In the fall Conyers, who garnered a 100% rating from ACORN in its 2006 legislative scorecard, called the organization that helps get out his party's vote "a longstanding and well regarded organization that fights for the poor and working class." In June 2008 he called America's corporations "capitalist predators" to wild applause at ACORN's national convention in Detroit.
It's not like there is a shortage of things to investigate.
ACORN and its taxpayer-supported labyrinth of affiliates owe millions of dollars in back taxes, helped cause the subprime mortgage mess, and may be using taxpayer money even now on partisan political activities.
There is the group's eight-year-long coverup of Dale Rathke's embezzlement of close to $1 million from the group. Dale is the brother of ACORN founder Wade Rathke. The group's national board threw the founder out last summer. When ACORN board members Marcel Reid and Karen Inman, who were appointed specifically to investigate the embezzlement, asked for the relevant financial documents last year, they too were shown the door. Soon after, Reid and Inman created "ACORN 8," a group that is trying to reform ACORN.
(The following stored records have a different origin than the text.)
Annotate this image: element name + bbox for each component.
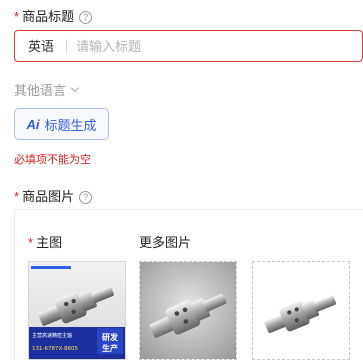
product-title-label: 商品标题: [22, 9, 75, 24]
product-title-label-row: * 商品标题?: [14, 6, 93, 25]
banner-text: 主营高速精密主轴: [32, 332, 72, 339]
other-languages-toggle[interactable]: 其他语言: [14, 80, 80, 99]
generate-title-label: 标题生成: [44, 117, 97, 133]
title-input[interactable]: [67, 38, 362, 54]
banner-phone: 131-6787X-8605: [32, 346, 78, 352]
main-image-thumbnail[interactable]: 主营高速精密主轴 131-6787X-8605 研发 生产: [28, 261, 126, 360]
main-image-label-row: * 主图: [28, 232, 62, 251]
title-input-group: 英语: [14, 30, 363, 62]
upload-progress-bar: [31, 266, 71, 269]
chevron-down-icon: [70, 83, 80, 92]
required-mark: *: [14, 9, 20, 24]
help-icon[interactable]: ?: [79, 11, 93, 24]
more-images-label: 更多图片: [139, 235, 192, 250]
banner-badge-line1: 研发: [102, 332, 119, 342]
required-mark: *: [14, 189, 20, 204]
spindle-product-image: [140, 262, 236, 359]
spindle-product-image: 主营高速精密主轴 131-6787X-8605 研发 生产: [29, 262, 125, 359]
main-image-label: 主图: [36, 235, 63, 250]
ai-icon: Ai: [26, 116, 40, 132]
additional-image-thumbnail[interactable]: [252, 261, 350, 360]
required-mark: *: [28, 235, 34, 250]
other-languages-label: 其他语言: [14, 83, 67, 98]
product-images-label: 商品图片: [22, 189, 75, 204]
generate-title-button[interactable]: Ai 标题生成: [14, 108, 109, 140]
spindle-product-image: [253, 262, 349, 359]
required-error-message: 必填项不能为空: [14, 154, 91, 166]
additional-image-thumbnail[interactable]: [139, 261, 237, 360]
language-label: 英语: [15, 38, 68, 54]
product-images-label-row: * 商品图片?: [14, 186, 93, 205]
help-icon[interactable]: ?: [79, 191, 93, 204]
banner-badge-line2: 生产: [102, 343, 118, 353]
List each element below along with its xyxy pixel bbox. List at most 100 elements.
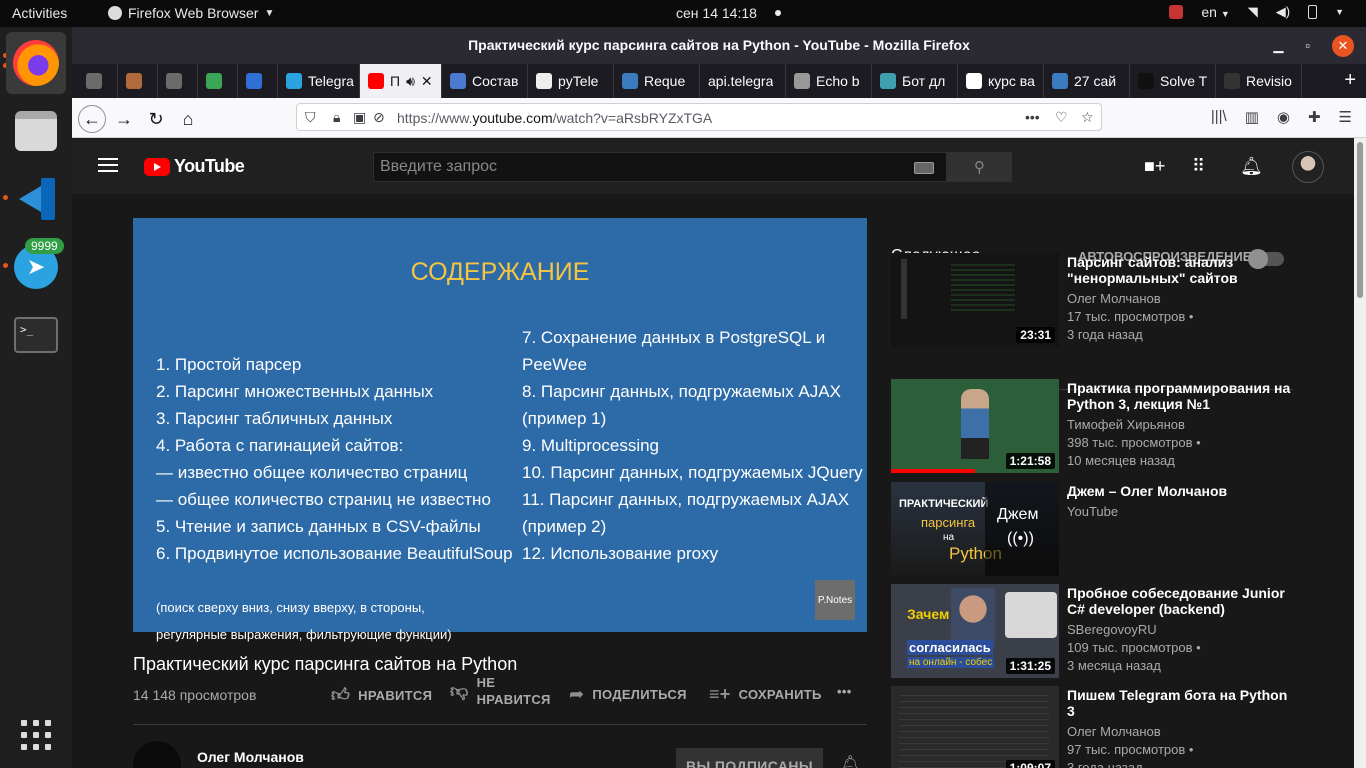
tab-close-icon[interactable]: ✕ — [421, 73, 433, 90]
video-thumbnail[interactable]: ПРАКТИЧЕСКИЙ парсинга на Python Джем ((•… — [891, 482, 1059, 576]
channel-avatar[interactable] — [133, 741, 181, 768]
maximize-icon[interactable]: ▫ — [1305, 27, 1310, 64]
app-menu[interactable]: Firefox Web Browser ▼ — [108, 5, 274, 21]
show-applications[interactable] — [6, 704, 66, 766]
page-actions-icon[interactable]: ••• — [1025, 109, 1040, 125]
create-video-icon[interactable]: ■+ — [1144, 156, 1165, 177]
library-icon[interactable]: |||\ — [1211, 108, 1227, 126]
url-bar[interactable]: ⛉ 🔒︎ ▣ ⊘ https://www.youtube.com/watch?v… — [296, 103, 1102, 131]
bookmark-star-icon[interactable]: ☆ — [1081, 109, 1094, 126]
tab-label: курс ва — [988, 73, 1035, 89]
sidebar-icon[interactable]: ▥ — [1245, 108, 1259, 126]
browser-tab[interactable]: Бот дл — [872, 64, 958, 98]
menu-icon[interactable]: ☰ — [1339, 108, 1352, 126]
tab-label: Telegra — [308, 73, 354, 89]
video-thumbnail[interactable]: 1:21:58 — [891, 379, 1059, 473]
browser-tab[interactable] — [78, 64, 118, 98]
back-arrow-icon[interactable]: ← — [78, 105, 106, 133]
guide-menu-icon[interactable] — [98, 158, 118, 172]
recommended-mix-card[interactable]: ПРАКТИЧЕСКИЙ парсинга на Python Джем ((•… — [891, 482, 1301, 576]
like-button[interactable]: 👍︎ НРАВИТСЯ — [331, 684, 432, 706]
browser-tab[interactable]: Telegra — [278, 64, 360, 98]
channel-watermark[interactable]: P.Notes — [815, 580, 855, 620]
forward-arrow-icon[interactable]: → — [110, 105, 138, 133]
close-window-icon[interactable]: ✕ — [1332, 35, 1354, 57]
scrollbar-thumb[interactable] — [1357, 142, 1363, 298]
permissions-icon[interactable]: ▣ — [353, 109, 366, 126]
clock[interactable]: сен 14 14:18 — [676, 5, 757, 21]
dock: ➤ 9999 >_ — [0, 27, 72, 768]
thumbnail-text: ПРАКТИЧЕСКИЙ — [899, 498, 989, 510]
new-tab-icon[interactable]: + — [1344, 69, 1356, 92]
browser-tab[interactable] — [158, 64, 198, 98]
video-thumbnail[interactable]: 1:09:07 — [891, 686, 1059, 768]
activities-button[interactable]: Activities — [12, 5, 67, 21]
screen-recorder-icon[interactable] — [1169, 5, 1184, 19]
browser-tab[interactable] — [238, 64, 278, 98]
video-thumbnail[interactable]: 23:31 — [891, 253, 1059, 347]
window-controls: ▁ ▫ ✕ — [1273, 27, 1354, 64]
minimize-icon[interactable]: ▁ — [1273, 27, 1283, 64]
app-menu-label: Firefox Web Browser — [128, 5, 259, 21]
video-thumbnail[interactable]: Зачем согласилась на онлайн - собес 1:31… — [891, 584, 1059, 678]
reload-icon[interactable]: ↻ — [142, 105, 170, 133]
url-text[interactable]: https://www.youtube.com/watch?v=aRsbRYZx… — [397, 110, 712, 126]
video-player[interactable]: СОДЕРЖАНИЕ 1. Простой парсер 2. Парсинг … — [133, 218, 867, 642]
browser-tab[interactable]: 27 сай — [1044, 64, 1130, 98]
browser-tab[interactable] — [118, 64, 158, 98]
pocket-icon[interactable]: ♡ — [1055, 109, 1068, 126]
apps-grid-icon[interactable]: ⠿ — [1192, 156, 1205, 177]
recommended-video-card[interactable]: 1:09:07 Пишем Telegram бота на Python 3 … — [891, 686, 1301, 768]
firefox-window: Практический курс парсинга сайтов на Pyt… — [72, 27, 1366, 768]
subscribed-button[interactable]: ВЫ ПОДПИСАНЫ — [676, 748, 823, 768]
recommended-video-card[interactable]: Зачем согласилась на онлайн - собес 1:31… — [891, 584, 1301, 678]
channel-notification-bell-icon[interactable]: 🔔︎ — [840, 754, 860, 768]
tab-audio-icon[interactable]: 🔊︎ — [406, 73, 415, 90]
tab-youtube-active[interactable]: П 🔊︎ ✕ — [360, 64, 442, 98]
browser-tab[interactable]: api.telegra — [700, 64, 786, 98]
recommended-video-channel[interactable]: SBeregovoyRU — [1067, 621, 1157, 639]
language-indicator[interactable]: en ▼ — [1201, 4, 1229, 20]
more-actions-button[interactable]: ••• — [837, 684, 852, 699]
dock-firefox[interactable] — [6, 32, 66, 94]
window-titlebar[interactable]: Практический курс парсинга сайтов на Pyt… — [72, 27, 1366, 64]
channel-name[interactable]: Олег Молчанов — [197, 749, 304, 765]
browser-tab[interactable]: курс ва — [958, 64, 1044, 98]
home-icon[interactable]: ⌂ — [174, 105, 202, 133]
dock-terminal[interactable]: >_ — [6, 304, 66, 366]
recommended-video-channel[interactable]: Тимофей Хирьянов — [1067, 416, 1185, 434]
recommended-video-age: 3 года назад — [1067, 327, 1143, 342]
account-icon[interactable]: ◉ — [1277, 108, 1290, 126]
search-button[interactable]: ⚲ — [947, 152, 1012, 182]
lock-icon[interactable]: 🔒︎ — [333, 109, 340, 126]
browser-tab[interactable]: Состав — [442, 64, 528, 98]
search-input[interactable] — [374, 153, 894, 181]
keyboard-icon[interactable] — [914, 162, 934, 174]
recommended-video-card[interactable]: 23:31 Парсинг сайтов: анализ "ненормальн… — [891, 253, 1301, 347]
recommended-video-channel[interactable]: Олег Молчанов — [1067, 723, 1161, 741]
recommended-video-card[interactable]: 1:21:58 Практика программирования на Pyt… — [891, 379, 1301, 473]
page-scrollbar[interactable] — [1354, 138, 1366, 768]
share-button[interactable]: ➦ ПОДЕЛИТЬСЯ — [569, 684, 687, 705]
autoplay-blocked-icon[interactable]: ⊘ — [373, 109, 385, 126]
notifications-bell-icon[interactable]: 🔔︎ — [1240, 156, 1263, 177]
recommended-video-channel[interactable]: Олег Молчанов — [1067, 290, 1161, 308]
browser-tab[interactable]: Revisio — [1216, 64, 1302, 98]
browser-tab[interactable]: pyTele — [528, 64, 614, 98]
extensions-icon[interactable]: ✚ — [1308, 108, 1321, 126]
browser-tab[interactable]: Solve T — [1130, 64, 1216, 98]
shield-icon[interactable]: ⛉ — [305, 109, 316, 126]
browser-tab[interactable]: Echo b — [786, 64, 872, 98]
save-button[interactable]: ≡+ СОХРАНИТЬ — [709, 684, 822, 705]
recommended-video-channel[interactable]: YouTube — [1067, 503, 1118, 521]
video-title: Практический курс парсинга сайтов на Pyt… — [133, 654, 518, 674]
dock-files[interactable] — [6, 100, 66, 162]
youtube-logo[interactable]: YouTube — [144, 156, 245, 177]
playlist-add-icon: ≡+ — [709, 684, 731, 704]
account-avatar[interactable] — [1292, 151, 1324, 183]
dislike-button[interactable]: 👎︎ НЕ НРАВИТСЯ — [450, 674, 551, 708]
dock-vscode[interactable] — [6, 168, 66, 230]
browser-tab[interactable]: Reque — [614, 64, 700, 98]
browser-tab[interactable] — [198, 64, 238, 98]
system-tray[interactable]: en ▼ ◥ ◀) ▼ — [1169, 4, 1344, 20]
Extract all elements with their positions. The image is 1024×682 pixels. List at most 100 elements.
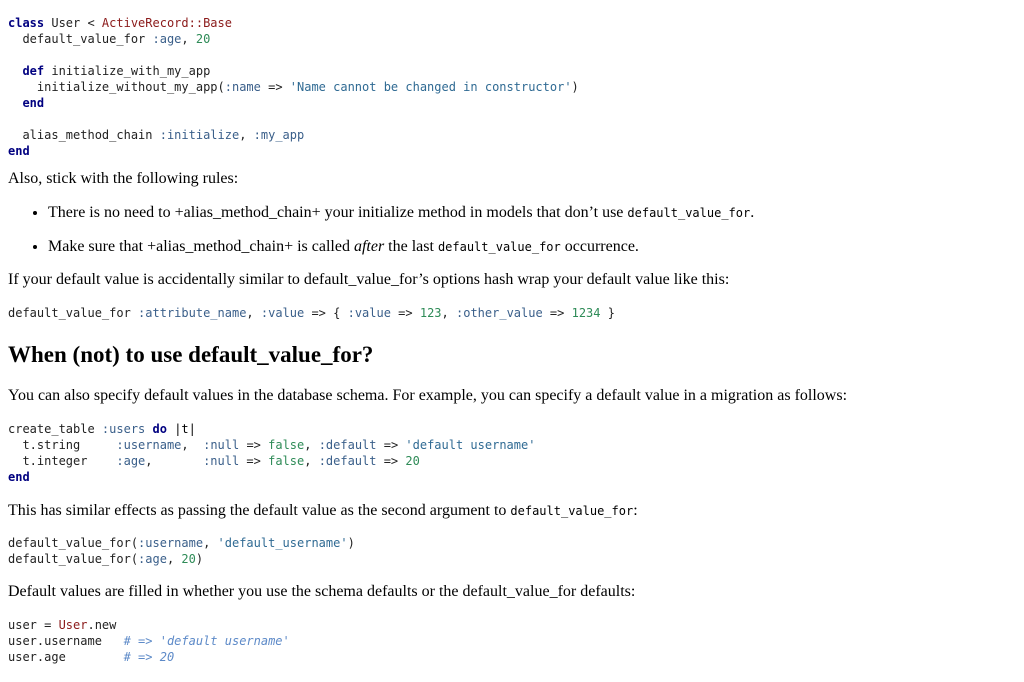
code-line: def initialize_with_my_app: [8, 64, 210, 78]
code-token: :age: [116, 454, 146, 468]
code-token: ): [347, 536, 355, 550]
code-token: =>: [390, 306, 420, 320]
code-token: =>: [376, 438, 406, 452]
code-token: :username: [138, 536, 204, 550]
code-token: ,: [203, 536, 218, 550]
code-token: default_value_for(: [8, 552, 139, 566]
code-token: def: [22, 64, 45, 78]
code-token: do: [152, 422, 167, 436]
code-line: end: [8, 144, 30, 158]
code-block-default-calls: default_value_for(:username, 'default_us…: [8, 535, 355, 567]
code-token: 'Name cannot be changed in constructor': [289, 80, 572, 94]
code-token: ActiveRecord::Base: [101, 16, 232, 30]
code-token: end: [8, 470, 30, 484]
code-token: :value: [347, 306, 391, 320]
code-token: alias_method_chain: [8, 128, 160, 142]
code-line: alias_method_chain :initialize, :my_app: [8, 128, 304, 142]
code-token: |t|: [166, 422, 196, 436]
code-token: User: [58, 618, 88, 632]
code-line: class User < ActiveRecord::Base: [8, 16, 232, 30]
code-token: 1234: [571, 306, 601, 320]
code-token: ,: [304, 438, 319, 452]
code-token: default_value_for(: [8, 536, 139, 550]
code-token: => {: [304, 306, 348, 320]
code-line: end: [8, 470, 30, 484]
code-token: :null: [203, 438, 240, 452]
code-token: :null: [203, 454, 240, 468]
code-line: default_value_for(:username, 'default_us…: [8, 536, 355, 550]
code-line: default_value_for :age, 20: [8, 32, 210, 46]
code-token: 20: [195, 32, 211, 46]
code-line: user.age # => 20: [8, 650, 174, 664]
code-line: initialize_without_my_app(:name => 'Name…: [8, 80, 579, 94]
rule-item-1: There is no need to +alias_method_chain+…: [48, 203, 1024, 223]
code-block-user-example: user = User.new user.username # => 'defa…: [8, 617, 290, 665]
code-token: :other_value: [456, 306, 543, 320]
code-block-migration: create_table :users do |t| t.string :use…: [8, 421, 535, 485]
code-line: default_value_for :attribute_name, :valu…: [8, 306, 615, 320]
code-line: t.integer :age, :null => false, :default…: [8, 454, 420, 468]
code-token: =>: [239, 454, 269, 468]
code-token: 123: [419, 306, 442, 320]
code-token: ,: [246, 306, 261, 320]
code-token: ,: [239, 128, 254, 142]
code-token: # => 20: [123, 650, 175, 664]
filled-paragraph: Default values are filled in whether you…: [8, 583, 636, 600]
code-token: :value: [260, 306, 305, 320]
code-token: create_table: [8, 422, 102, 436]
code-token: ,: [145, 454, 204, 468]
rule-item-2: Make sure that +alias_method_chain+ is c…: [48, 237, 1024, 257]
code-block-hash-wrap: default_value_for :attribute_name, :valu…: [8, 305, 615, 321]
code-token: default_value_for: [8, 32, 153, 46]
emphasis: after: [353, 238, 385, 255]
code-block-user-class: class User < ActiveRecord::Base default_…: [8, 15, 579, 159]
code-token: default_value_for: [8, 306, 139, 320]
code-token: # => 'default username': [123, 634, 290, 648]
code-token: :initialize: [159, 128, 240, 142]
code-token: :username: [116, 438, 182, 452]
code-token: end: [8, 144, 30, 158]
code-token: user =: [8, 618, 59, 632]
code-token: t.string: [8, 438, 117, 452]
code-token: :age: [152, 32, 182, 46]
code-token: ,: [441, 306, 456, 320]
code-token: 20: [181, 552, 196, 566]
code-token: initialize_without_my_app(: [8, 80, 225, 94]
code-token: ,: [304, 454, 319, 468]
code-token: 20: [405, 454, 420, 468]
code-token: t.integer: [8, 454, 117, 468]
code-token: }: [600, 306, 615, 320]
code-token: :default: [318, 454, 377, 468]
code-token: ,: [181, 32, 196, 46]
code-token: class: [8, 16, 45, 30]
code-token: 'default_username': [217, 536, 348, 550]
code-token: 'default username': [405, 438, 536, 452]
code-token: user.username: [8, 634, 124, 648]
code-token: .new: [87, 618, 117, 632]
code-line: t.string :username, :null => false, :def…: [8, 438, 535, 452]
rules-intro: Also, stick with the following rules:: [8, 170, 239, 187]
rules-list: There is no need to +alias_method_chain+…: [8, 203, 1024, 257]
code-token: :my_app: [253, 128, 305, 142]
code-token: :users: [101, 422, 146, 436]
code-token: :default: [318, 438, 377, 452]
code-line: user.username # => 'default username': [8, 634, 290, 648]
section-heading: When (not) to use default_value_for?: [8, 342, 374, 367]
code-token: :name: [224, 80, 261, 94]
code-token: false: [268, 454, 305, 468]
code-token: ): [195, 552, 204, 566]
code-token: =>: [239, 438, 269, 452]
schema-paragraph: You can also specify default values in t…: [8, 387, 848, 404]
code-token: =>: [542, 306, 572, 320]
similar-paragraph: This has similar effects as passing the …: [8, 502, 638, 519]
code-token: :age: [138, 552, 167, 566]
code-line: user = User.new: [8, 618, 116, 632]
code-token: =>: [376, 454, 406, 468]
code-token: initialize_with_my_app: [44, 64, 211, 78]
code-line: create_table :users do |t|: [8, 422, 196, 436]
code-token: :attribute_name: [138, 306, 247, 320]
code-token: ,: [181, 438, 204, 452]
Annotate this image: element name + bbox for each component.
When Congress last investigated ACORN a decade ago it struck gold.
A congressional report noted that there was "apparent cross-over funding between ACORN, a political advocacy group and ACORN Housing Corp. (AHC), a non profit, AmeriCorp [sic] grantee" that is a major affiliate of ACORN. The government-funded AmeriCorps, which promotes public service, suspended AHC's funding "after it was learned that AHC and ACORN shared office space and equipment and failed to assure that activities and funds were wholly separate."
The report noted that, "AmeriCorps members of AHC raised funds for ACORN, performed voter registration activities, and gave partisan speeches. In one instance, an AmeriCorps member was directed by ACORN staff to assist the [Clinton] White House in preparing a press conference in support of legislation." ("Report on the Activities of the Committee on Economic and Educational Opportunities During the 104th Congress," Report 104-875, January 2, 1997.)
Who knows what Congress might find nowadays.
Meanwhile, a crackdown on ACORN critics with ties to the organization is underway.
It's possible ACORN's tough-guy approach has something to do with the closed-press meeting May 27 at the headquarters of John Podesta's left-wing Center for American Progress Action Fund. The meeting of liberal and radical groups was called to discuss how to use misdirection to take the focus off ACORN's increasingly well-publicized corruption. One of the groups, Alliance for Justice, used its website to advertise the crisis management meeting called "Reframing the Attack on Voter Registration."
ACORN is threatening the ACORN 8 because it's afraid of them and wants to shut them up. The group argues the ACORN 8 is violating ACORN's intellectual property by using the word "ACORN" in its name. ACORN lawyer and longtime left-wing activist Arthur Z. Schwartz of the New York City law firm of Schwartz, Lichten & Bright PC recently sent the ACORN 8 a "cease and desist" letter giving the group's members until June 30 (today) to close shop.
Reid says that won't happen.
ACORN is also suing whistleblower MonCrief to shut her up. ACORN finds MonCrief irritating because she has revealed much about the group's internal operations to the media.
Did ACORN also put the squeeze on Chairman Conyers?